VIA put the final smash in the coffin as it used the Cyrix name to supercede "Centaur" branding on processors that actually used an IDT-designed WinChip3 cadre. National Semiconductor kept selling the MediaGX for a few more than years, before rebranding it into Geode and selling the design to AMD in 2003.

Three years later, AMD demonstrated the world'south everyman-power x86-compatible CPU, which took only 0.9 watts of ability and was based on the Geode core, a testament to the ingenuity of the Cyrix design team.

Why Cyrix's Legacy Matters

Whether or not you ever endemic a Cyrix-powered PC, the visitor should be remembered for its legacy and lessons learned. Despite the relatively modest influence on the industry during its decade of beingness, Cyrix's failures proved that improving instructions-per-clock (IPC) was a much more productive attempt for chip makers compared to improving raw clock speeds.

To this day, Intel and AMD have tried to push nominal clock speeds higher with each generation, only after the three GHz milestone, most of the real improvements accept come from rethinking cadre parts of their microarchitectures (and caching). A notable example is AMD'south Zen progression, which has brought single-threaded performance improvements of 68% in less than four years.

Cyrix was able to survive and overcome a lot of legal (and past extension, financial) force per unit area from Intel, who sued almost everyone in the CPU infinite in the 1990s. It showed on two occasions that litigation is detrimental for a good for you market place while cross-licensing deals lead to a lot of cantankerous-pollination between engineering efforts at different companies, which proved beneficial.

Cyrix also operated as a fabless company before that was absurd. These days it's standard do for most silicon giants, including the likes of AMD, Qualcomm, Broadcom, Nvidia, Apple, Marvell, Unigroup Communist china, and HiSilicon, who depend on other companies to industry their chips.

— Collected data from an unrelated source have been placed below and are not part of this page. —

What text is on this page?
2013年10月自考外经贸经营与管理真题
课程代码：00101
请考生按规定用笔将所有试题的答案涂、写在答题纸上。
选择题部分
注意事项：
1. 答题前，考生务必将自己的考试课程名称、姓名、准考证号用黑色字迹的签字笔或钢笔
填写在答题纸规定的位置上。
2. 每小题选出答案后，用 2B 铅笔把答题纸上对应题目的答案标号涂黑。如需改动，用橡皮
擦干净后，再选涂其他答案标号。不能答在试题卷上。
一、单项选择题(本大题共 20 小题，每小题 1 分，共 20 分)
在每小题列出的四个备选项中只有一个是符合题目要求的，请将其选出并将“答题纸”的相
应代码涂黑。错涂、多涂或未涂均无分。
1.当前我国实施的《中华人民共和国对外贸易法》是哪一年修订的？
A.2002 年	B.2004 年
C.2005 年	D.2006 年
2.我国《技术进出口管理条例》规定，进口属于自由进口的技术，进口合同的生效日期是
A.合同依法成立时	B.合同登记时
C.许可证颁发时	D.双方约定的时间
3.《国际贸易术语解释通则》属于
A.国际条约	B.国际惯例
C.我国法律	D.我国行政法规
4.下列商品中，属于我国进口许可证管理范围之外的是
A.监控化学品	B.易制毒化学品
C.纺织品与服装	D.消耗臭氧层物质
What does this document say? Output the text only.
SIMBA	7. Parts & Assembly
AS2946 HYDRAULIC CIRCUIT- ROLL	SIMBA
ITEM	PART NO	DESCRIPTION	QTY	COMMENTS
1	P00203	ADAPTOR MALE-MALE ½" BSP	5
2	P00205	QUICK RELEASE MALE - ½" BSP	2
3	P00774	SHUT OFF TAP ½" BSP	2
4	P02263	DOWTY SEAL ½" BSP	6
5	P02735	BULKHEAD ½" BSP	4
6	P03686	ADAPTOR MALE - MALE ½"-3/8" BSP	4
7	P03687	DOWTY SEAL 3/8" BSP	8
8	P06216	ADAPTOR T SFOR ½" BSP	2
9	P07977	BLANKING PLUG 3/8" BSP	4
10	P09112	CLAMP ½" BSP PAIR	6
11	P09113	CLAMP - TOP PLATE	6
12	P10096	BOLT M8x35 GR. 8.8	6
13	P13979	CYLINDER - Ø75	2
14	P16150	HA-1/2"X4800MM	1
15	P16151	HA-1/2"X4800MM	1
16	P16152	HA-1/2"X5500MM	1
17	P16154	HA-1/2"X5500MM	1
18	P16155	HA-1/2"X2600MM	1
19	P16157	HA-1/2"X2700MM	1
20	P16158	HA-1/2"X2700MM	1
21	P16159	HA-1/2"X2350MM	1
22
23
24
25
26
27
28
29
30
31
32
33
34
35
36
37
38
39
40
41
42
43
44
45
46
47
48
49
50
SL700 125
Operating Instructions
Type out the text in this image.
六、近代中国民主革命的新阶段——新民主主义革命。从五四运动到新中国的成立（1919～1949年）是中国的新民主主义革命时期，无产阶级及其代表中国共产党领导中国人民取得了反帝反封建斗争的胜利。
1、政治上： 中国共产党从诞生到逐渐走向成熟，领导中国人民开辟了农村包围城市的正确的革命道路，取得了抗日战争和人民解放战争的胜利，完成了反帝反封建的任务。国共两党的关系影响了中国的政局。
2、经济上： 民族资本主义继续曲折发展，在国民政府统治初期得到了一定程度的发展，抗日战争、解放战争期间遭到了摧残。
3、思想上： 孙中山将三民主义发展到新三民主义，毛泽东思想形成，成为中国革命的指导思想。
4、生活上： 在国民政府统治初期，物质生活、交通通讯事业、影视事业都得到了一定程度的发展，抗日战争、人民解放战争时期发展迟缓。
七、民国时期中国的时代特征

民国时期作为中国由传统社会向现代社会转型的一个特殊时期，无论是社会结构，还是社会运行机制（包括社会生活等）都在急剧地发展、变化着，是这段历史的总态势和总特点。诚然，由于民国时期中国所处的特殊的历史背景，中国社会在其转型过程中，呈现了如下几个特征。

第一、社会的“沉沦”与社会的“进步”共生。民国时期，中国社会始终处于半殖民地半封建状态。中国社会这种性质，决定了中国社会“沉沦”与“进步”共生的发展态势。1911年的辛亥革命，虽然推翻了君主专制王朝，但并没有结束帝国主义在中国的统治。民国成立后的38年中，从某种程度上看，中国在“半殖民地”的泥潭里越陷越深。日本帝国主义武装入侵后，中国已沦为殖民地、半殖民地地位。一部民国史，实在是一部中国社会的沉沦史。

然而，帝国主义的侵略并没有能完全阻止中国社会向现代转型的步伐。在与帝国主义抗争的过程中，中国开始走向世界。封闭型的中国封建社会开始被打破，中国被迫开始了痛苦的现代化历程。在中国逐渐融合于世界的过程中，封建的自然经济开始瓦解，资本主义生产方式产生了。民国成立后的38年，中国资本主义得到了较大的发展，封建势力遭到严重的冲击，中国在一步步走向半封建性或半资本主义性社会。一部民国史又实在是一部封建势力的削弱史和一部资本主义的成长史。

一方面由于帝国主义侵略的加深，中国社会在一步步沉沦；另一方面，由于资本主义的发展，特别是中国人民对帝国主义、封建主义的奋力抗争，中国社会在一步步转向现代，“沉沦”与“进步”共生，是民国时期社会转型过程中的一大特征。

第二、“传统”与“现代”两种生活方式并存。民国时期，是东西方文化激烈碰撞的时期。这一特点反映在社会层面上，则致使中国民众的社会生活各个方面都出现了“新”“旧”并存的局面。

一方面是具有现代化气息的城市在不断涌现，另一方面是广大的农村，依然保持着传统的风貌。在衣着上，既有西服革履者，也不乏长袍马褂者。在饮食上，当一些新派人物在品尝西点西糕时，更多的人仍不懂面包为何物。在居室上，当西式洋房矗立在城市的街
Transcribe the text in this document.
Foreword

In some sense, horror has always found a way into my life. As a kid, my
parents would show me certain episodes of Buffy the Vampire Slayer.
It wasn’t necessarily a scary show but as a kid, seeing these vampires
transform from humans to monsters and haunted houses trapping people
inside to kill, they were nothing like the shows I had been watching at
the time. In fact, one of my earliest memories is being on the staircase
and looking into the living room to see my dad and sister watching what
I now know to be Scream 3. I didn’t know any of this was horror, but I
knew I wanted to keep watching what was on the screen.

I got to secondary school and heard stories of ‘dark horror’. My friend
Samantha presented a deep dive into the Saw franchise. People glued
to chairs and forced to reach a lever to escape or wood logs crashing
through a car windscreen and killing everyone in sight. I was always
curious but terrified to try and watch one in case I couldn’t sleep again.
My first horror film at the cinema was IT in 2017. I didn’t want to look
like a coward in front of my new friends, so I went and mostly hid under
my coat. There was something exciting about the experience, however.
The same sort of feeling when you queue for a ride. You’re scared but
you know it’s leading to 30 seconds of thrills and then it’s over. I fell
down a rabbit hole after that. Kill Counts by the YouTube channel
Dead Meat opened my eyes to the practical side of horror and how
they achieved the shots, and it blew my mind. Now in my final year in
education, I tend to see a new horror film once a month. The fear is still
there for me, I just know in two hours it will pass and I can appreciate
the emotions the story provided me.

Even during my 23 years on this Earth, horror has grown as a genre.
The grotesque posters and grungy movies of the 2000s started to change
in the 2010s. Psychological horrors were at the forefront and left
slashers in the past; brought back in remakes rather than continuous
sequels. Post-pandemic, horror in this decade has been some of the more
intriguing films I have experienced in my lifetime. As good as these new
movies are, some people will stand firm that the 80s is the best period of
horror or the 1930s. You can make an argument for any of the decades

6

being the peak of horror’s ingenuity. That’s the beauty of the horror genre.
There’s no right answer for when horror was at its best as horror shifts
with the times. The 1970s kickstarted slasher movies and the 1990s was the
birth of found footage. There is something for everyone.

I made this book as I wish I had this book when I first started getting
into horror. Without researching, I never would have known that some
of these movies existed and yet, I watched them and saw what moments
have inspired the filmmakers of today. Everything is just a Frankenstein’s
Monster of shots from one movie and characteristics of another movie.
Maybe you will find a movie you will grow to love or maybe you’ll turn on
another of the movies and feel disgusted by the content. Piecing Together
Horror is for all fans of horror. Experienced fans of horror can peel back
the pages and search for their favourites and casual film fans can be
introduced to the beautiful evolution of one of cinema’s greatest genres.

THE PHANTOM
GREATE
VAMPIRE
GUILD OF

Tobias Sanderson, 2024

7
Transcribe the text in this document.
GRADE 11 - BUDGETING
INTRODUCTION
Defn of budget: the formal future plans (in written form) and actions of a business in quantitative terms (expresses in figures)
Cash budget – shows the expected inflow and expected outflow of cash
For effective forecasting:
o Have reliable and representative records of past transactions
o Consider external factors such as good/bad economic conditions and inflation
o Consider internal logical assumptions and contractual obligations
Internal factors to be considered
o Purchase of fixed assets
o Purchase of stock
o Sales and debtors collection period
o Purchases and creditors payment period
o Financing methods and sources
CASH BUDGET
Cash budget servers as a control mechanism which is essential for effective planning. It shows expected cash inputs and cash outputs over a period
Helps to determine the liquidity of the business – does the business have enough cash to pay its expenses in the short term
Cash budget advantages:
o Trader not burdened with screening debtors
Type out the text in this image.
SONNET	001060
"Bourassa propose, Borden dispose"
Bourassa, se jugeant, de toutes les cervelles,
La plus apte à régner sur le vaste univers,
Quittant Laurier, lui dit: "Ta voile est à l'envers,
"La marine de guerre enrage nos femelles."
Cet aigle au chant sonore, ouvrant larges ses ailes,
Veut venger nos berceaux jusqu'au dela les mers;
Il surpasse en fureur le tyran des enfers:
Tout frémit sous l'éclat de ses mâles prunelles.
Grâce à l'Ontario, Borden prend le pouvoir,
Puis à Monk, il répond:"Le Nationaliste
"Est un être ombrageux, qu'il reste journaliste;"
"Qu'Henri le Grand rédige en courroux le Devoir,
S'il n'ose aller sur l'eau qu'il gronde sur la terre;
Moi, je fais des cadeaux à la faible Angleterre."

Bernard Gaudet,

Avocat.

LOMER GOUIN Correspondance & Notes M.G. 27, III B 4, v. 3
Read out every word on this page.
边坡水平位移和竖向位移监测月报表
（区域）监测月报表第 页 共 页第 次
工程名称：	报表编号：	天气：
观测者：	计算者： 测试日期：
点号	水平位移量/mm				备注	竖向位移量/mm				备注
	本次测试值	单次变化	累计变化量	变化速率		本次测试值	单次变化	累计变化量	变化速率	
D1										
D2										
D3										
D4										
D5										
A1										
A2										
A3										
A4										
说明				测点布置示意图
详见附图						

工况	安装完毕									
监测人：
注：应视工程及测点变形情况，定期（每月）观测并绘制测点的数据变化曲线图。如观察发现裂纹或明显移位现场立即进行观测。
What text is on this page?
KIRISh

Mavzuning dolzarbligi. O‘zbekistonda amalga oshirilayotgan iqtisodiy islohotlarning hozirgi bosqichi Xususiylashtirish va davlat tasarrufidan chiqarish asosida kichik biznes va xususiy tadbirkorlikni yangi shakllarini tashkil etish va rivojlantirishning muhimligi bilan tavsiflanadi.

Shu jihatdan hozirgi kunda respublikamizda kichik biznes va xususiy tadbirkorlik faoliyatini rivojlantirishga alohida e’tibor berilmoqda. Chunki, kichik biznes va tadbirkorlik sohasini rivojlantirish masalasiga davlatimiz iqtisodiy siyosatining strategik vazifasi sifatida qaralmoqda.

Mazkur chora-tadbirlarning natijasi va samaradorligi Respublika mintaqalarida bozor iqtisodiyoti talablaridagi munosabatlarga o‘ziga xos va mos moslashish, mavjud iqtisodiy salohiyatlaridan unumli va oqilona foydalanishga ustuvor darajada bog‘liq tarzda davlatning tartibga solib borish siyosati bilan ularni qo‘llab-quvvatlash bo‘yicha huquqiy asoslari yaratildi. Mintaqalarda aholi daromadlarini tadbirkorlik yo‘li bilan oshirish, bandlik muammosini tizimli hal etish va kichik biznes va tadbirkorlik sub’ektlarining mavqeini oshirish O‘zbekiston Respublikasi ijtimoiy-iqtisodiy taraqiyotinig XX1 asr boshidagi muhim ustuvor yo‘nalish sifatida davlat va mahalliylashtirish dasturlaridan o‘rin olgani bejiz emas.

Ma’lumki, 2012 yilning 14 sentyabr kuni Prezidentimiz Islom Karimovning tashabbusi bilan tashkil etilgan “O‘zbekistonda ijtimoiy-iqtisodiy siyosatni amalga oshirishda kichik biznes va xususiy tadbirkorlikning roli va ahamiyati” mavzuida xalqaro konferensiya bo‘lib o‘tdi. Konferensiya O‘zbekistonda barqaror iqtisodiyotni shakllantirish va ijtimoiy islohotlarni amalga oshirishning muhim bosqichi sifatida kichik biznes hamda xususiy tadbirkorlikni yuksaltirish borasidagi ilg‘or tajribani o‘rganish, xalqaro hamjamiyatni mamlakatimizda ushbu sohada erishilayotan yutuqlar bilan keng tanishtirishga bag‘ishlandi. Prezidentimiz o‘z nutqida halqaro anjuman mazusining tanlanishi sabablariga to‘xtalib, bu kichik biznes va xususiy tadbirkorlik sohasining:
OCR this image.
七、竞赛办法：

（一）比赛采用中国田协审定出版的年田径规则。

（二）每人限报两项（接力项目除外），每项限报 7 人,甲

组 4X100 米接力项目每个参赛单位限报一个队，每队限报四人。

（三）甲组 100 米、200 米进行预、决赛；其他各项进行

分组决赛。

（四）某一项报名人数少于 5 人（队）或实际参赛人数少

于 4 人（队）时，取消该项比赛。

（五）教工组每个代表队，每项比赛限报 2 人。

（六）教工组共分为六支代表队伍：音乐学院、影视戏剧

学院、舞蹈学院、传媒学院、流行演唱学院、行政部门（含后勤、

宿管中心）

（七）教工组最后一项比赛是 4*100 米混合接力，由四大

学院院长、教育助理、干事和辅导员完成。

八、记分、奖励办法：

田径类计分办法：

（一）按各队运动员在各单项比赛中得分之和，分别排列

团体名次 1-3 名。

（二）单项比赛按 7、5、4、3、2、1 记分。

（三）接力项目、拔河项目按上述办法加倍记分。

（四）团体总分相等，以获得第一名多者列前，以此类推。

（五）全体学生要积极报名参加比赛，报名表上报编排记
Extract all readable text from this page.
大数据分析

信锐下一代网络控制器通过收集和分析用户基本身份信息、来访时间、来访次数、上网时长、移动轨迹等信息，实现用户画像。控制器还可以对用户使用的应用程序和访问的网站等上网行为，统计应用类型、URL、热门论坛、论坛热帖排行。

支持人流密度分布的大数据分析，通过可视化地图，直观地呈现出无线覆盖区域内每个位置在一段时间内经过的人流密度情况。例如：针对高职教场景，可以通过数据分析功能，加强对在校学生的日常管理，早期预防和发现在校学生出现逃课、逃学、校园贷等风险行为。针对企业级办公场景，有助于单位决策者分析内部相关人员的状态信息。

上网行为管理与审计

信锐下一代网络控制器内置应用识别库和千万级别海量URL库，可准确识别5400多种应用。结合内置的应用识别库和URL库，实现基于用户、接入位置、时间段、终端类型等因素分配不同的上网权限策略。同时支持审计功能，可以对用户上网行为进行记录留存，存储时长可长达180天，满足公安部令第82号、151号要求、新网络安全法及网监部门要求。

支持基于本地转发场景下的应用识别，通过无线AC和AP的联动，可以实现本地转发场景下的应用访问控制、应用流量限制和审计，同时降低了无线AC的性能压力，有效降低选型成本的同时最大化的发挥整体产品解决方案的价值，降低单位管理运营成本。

The company's marketing strategy was never great before the National Semiconductor merger, and AMD would repeat the same mistakes with Athlon and Sempron processors in the 2000s. These were labeled equally to betoken that they were faster than an Intel processor, while operating at a lower clock speed, but that didn't e'er translate well in benchmarks or existent-world operation tests. AMD dropped that scheme, merely suffice to say, things remain a bit confusing to this day.

Today, it's unlikely you'll find a Cyrix processor outside of gilded reclaiming operations and enthusiasts' vintage estimator collections. There's some testify online that Cyrix-based desktops were in apply up until at least 2022, significant they lingered for some other decade later on the company had substantially dissolved into VIA Applied science's soup. It'southward unlikely that VIA's Zhaoxin arm nonetheless uses anything coming from the original Cyrix design, merely only time will tell if they learned the lessons to laurels Cyrix's legacy.